Ainsi les Latins se disputaient entre eux sur les périls publics. Cependant Énée quittait le camp et mettait son armée en marche. Voici qu’un messager se précipite dans le palais du roi, y déchaîne le tumulte et remplit la ville de grandes alarmes: les Troyens en ordre de bataille et l’armée tyrrhénienne sont descendus du Tibre et couvrent toute la plaine. Aussitôt le trouble s’empare des esprits; l’âme populaire est bouleversée; d’âpres aiguillons redressent les colères.

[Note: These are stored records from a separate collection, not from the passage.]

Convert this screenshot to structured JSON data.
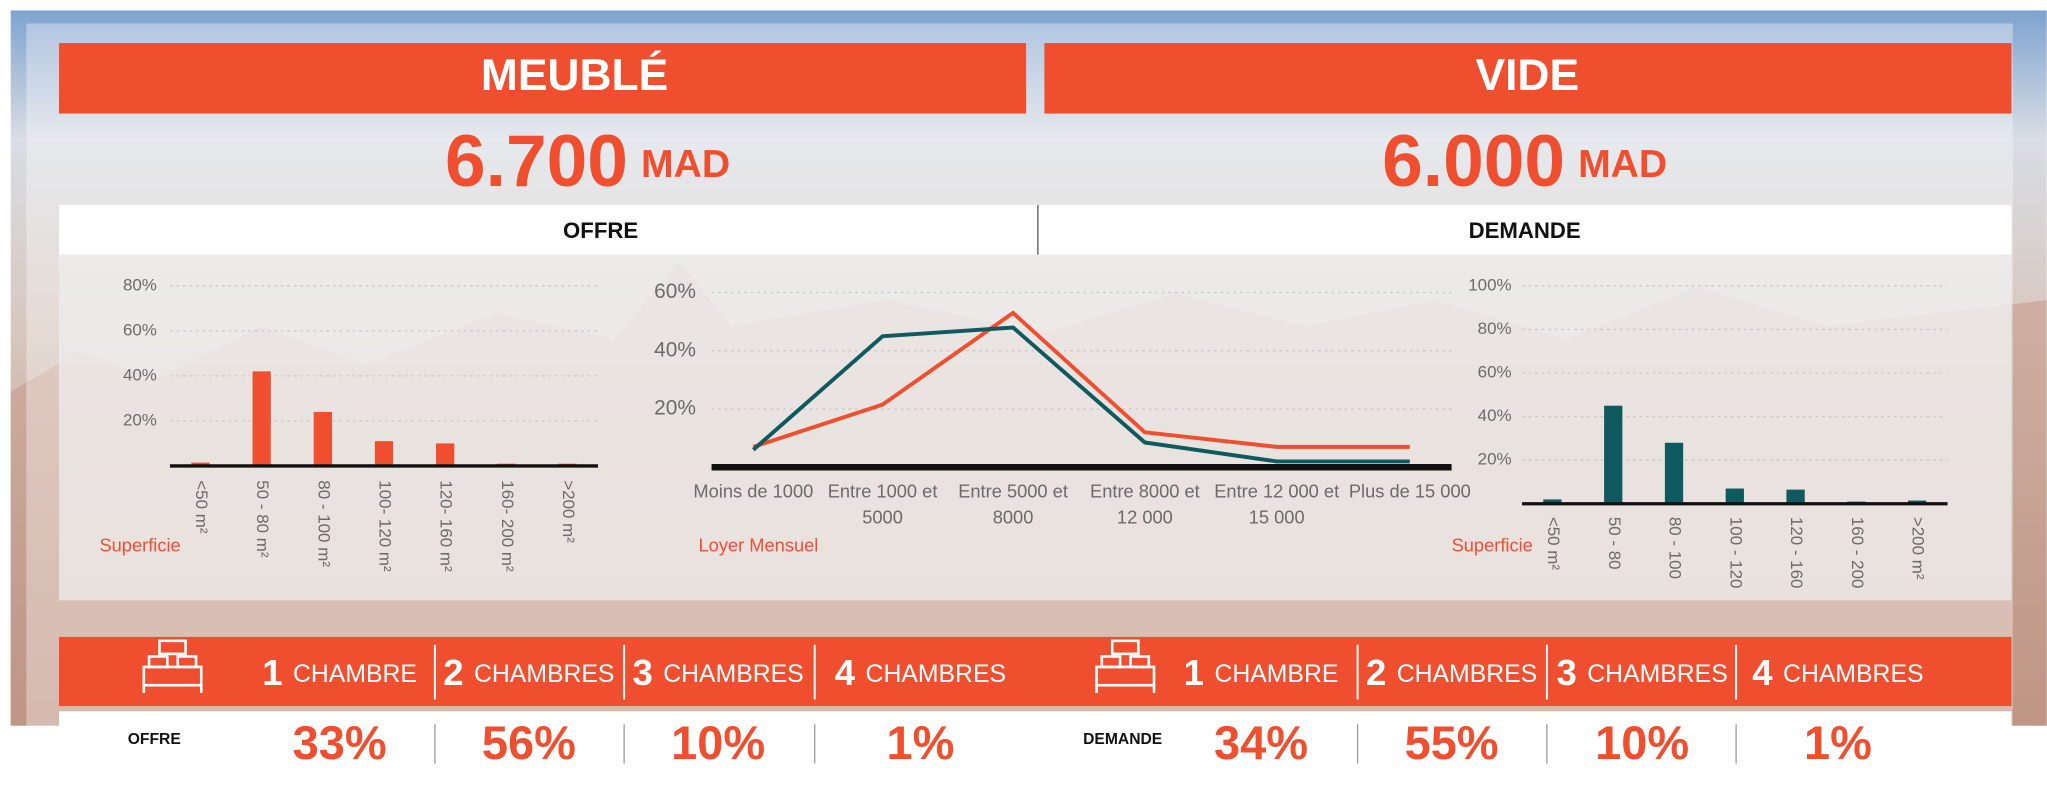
{
  "header": {
    "left_title": "MEUBLÉ",
    "right_title": "VIDE"
  },
  "prices": [
    {
      "amount": "6.700",
      "unit": "MAD"
    },
    {
      "amount": "6.000",
      "unit": "MAD"
    }
  ],
  "sections": [
    "OFFRE",
    "DEMANDE"
  ],
  "chart_data": [
    {
      "type": "bar",
      "x_label": "Superficie",
      "categories": [
        "<50 m²",
        "50 - 80 m²",
        "80 - 100 m²",
        "100- 120 m²",
        "120- 160 m²",
        "160- 200 m²",
        ">200 m²"
      ],
      "values": [
        1.5,
        42,
        24,
        11,
        10,
        1,
        1
      ],
      "color": "#f04f2f",
      "ylim": [
        0,
        80
      ],
      "yticks": [
        {
          "value": 20,
          "label": "20%"
        },
        {
          "value": 40,
          "label": "40%"
        },
        {
          "value": 60,
          "label": "60%"
        },
        {
          "value": 80,
          "label": "80%"
        }
      ],
      "grid": true
    },
    {
      "type": "line",
      "x_label": "Loyer Mensuel",
      "categories": [
        "Moins de 1000",
        "Entre 1000 et 5000",
        "Entre 5000 et 8000",
        "Entre 8000 et 12 000",
        "Entre 12 000 et 15 000",
        "Plus de 15 000"
      ],
      "series": [
        {
          "color": "#f04f2f",
          "values": [
            7,
            21.5,
            53,
            12,
            7,
            7
          ]
        },
        {
          "color": "#0f5a5e",
          "values": [
            6,
            45,
            48,
            8.5,
            2,
            2
          ]
        }
      ],
      "ylim": [
        0,
        65
      ],
      "yticks": [
        {
          "value": 20,
          "label": "20%"
        },
        {
          "value": 40,
          "label": "40%"
        },
        {
          "value": 60,
          "label": "60%"
        }
      ],
      "grid": true
    },
    {
      "type": "bar",
      "x_label": "Superficie",
      "categories": [
        "<50 m²",
        "50 - 80",
        "80 - 100",
        "100 - 120",
        "120 - 160",
        "160 - 200",
        ">200 m²"
      ],
      "values": [
        2,
        45,
        28,
        7,
        6.5,
        1,
        1.5
      ],
      "color": "#0f5a5e",
      "ylim": [
        0,
        100
      ],
      "yticks": [
        {
          "value": 20,
          "label": "20%"
        },
        {
          "value": 40,
          "label": "40%"
        },
        {
          "value": 60,
          "label": "60%"
        },
        {
          "value": 80,
          "label": "80%"
        },
        {
          "value": 100,
          "label": "100%"
        }
      ],
      "grid": true
    }
  ],
  "rooms": [
    {
      "label": "OFFRE",
      "items": [
        {
          "count": "1",
          "word": "CHAMBRE",
          "share": "33%"
        },
        {
          "count": "2",
          "word": "CHAMBRES",
          "share": "56%"
        },
        {
          "count": "3",
          "word": "CHAMBRES",
          "share": "10%"
        },
        {
          "count": "4",
          "word": "CHAMBRES",
          "share": "1%"
        }
      ]
    },
    {
      "label": "DEMANDE",
      "items": [
        {
          "count": "1",
          "word": "CHAMBRE",
          "share": "34%"
        },
        {
          "count": "2",
          "word": "CHAMBRES",
          "share": "55%"
        },
        {
          "count": "3",
          "word": "CHAMBRES",
          "share": "10%"
        },
        {
          "count": "4",
          "word": "CHAMBRES",
          "share": "1%"
        }
      ]
    }
  ]
}
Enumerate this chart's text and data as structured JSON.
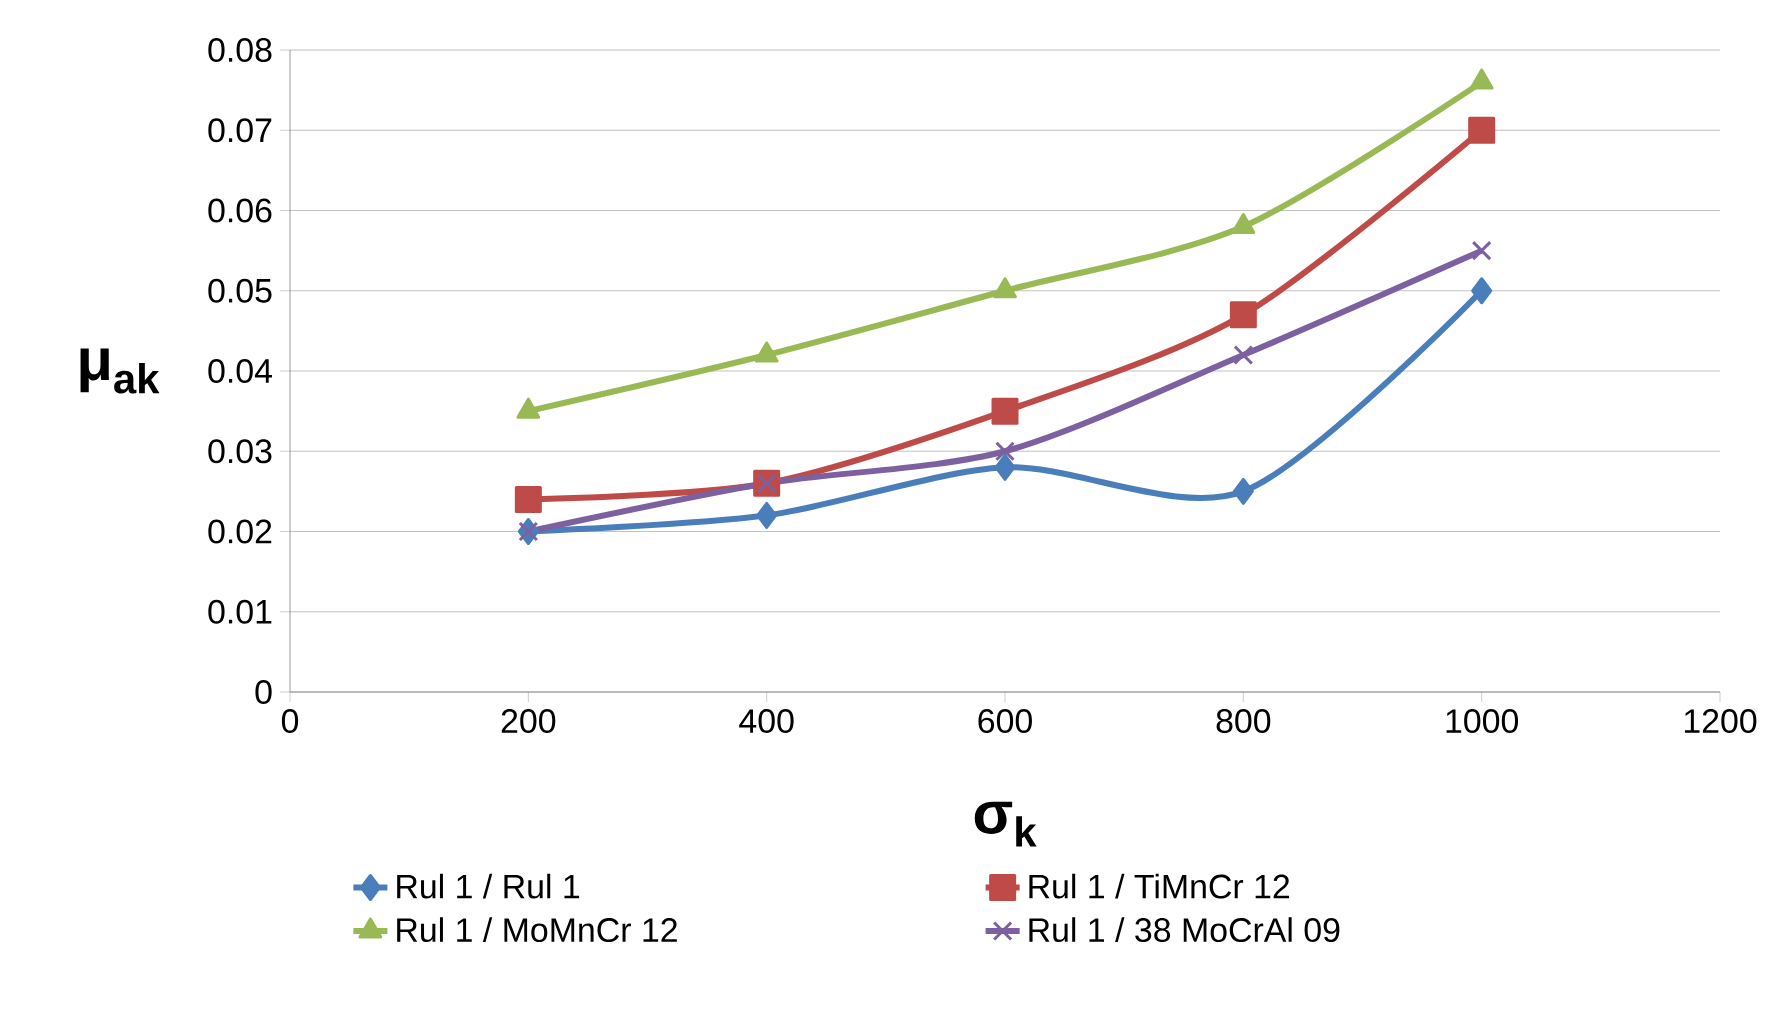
{
  "chart_data": {
    "type": "line",
    "xlabel": "σ$_{k}$",
    "ylabel": "μ$_{ak}$",
    "x": [
      200,
      400,
      600,
      800,
      1000
    ],
    "series": [
      {
        "name": "Rul 1 / Rul 1",
        "color": "#4a7ebb",
        "marker": "diamond",
        "values": [
          0.02,
          0.022,
          0.028,
          0.025,
          0.05
        ]
      },
      {
        "name": "Rul 1 / TiMnCr 12",
        "color": "#be4b48",
        "marker": "square",
        "values": [
          0.024,
          0.026,
          0.035,
          0.047,
          0.07
        ]
      },
      {
        "name": "Rul 1 / MoMnCr 12",
        "color": "#98b954",
        "marker": "triangle",
        "values": [
          0.035,
          0.042,
          0.05,
          0.058,
          0.076
        ]
      },
      {
        "name": "Rul 1 / 38 MoCrAl 09",
        "color": "#7d60a0",
        "marker": "cross",
        "values": [
          0.02,
          0.026,
          0.03,
          0.042,
          0.055
        ]
      }
    ],
    "xlim": [
      0,
      1200
    ],
    "xticks": [
      0,
      200,
      400,
      600,
      800,
      1000,
      1200
    ],
    "ylim": [
      0,
      0.08
    ],
    "yticks": [
      0,
      0.01,
      0.02,
      0.03,
      0.04,
      0.05,
      0.06,
      0.07,
      0.08
    ],
    "grid": "y",
    "legend": "bottom",
    "line_style": "solid"
  }
}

On court, on veut s’armer, la jeunesse réclame en frémissant des armes, les vieillards consternés pleurent et se taisent; une grande clameur, faite de cris discordants, monte de toutes parts dans les airs. Tel, le bruit d’une troupe d’oiseaux qui s’est abattue sur un bois profond; tel encore le chant rauque des cygnes le long du courant poissonneux de la Paduse, parmi les bruyants marais. «Allons, dit Turnus, qui saisit l’occasion, réunissez le conseil et bien assis sur vos sièges faites l’éloge de la paix, citoyens! Les ennemis en armes se ruent sur le royaume.» Sans rien ajouter, il s’est élancé et rapide il est sorti du haut palais. «Toi, Volusus, dit-il, ordonne aux manipules des Volsques de s’armer; fais marcher aussi les Rutules; Messape et toi, Coras, avec ton frère, déployez la cavalerie en armes dans la vaste plaine. Qu’une partie des troupes fortifie les abords de la ville et garnisse les tours, et que le reste se porte en armes avec moi où je l’ordonnerai.»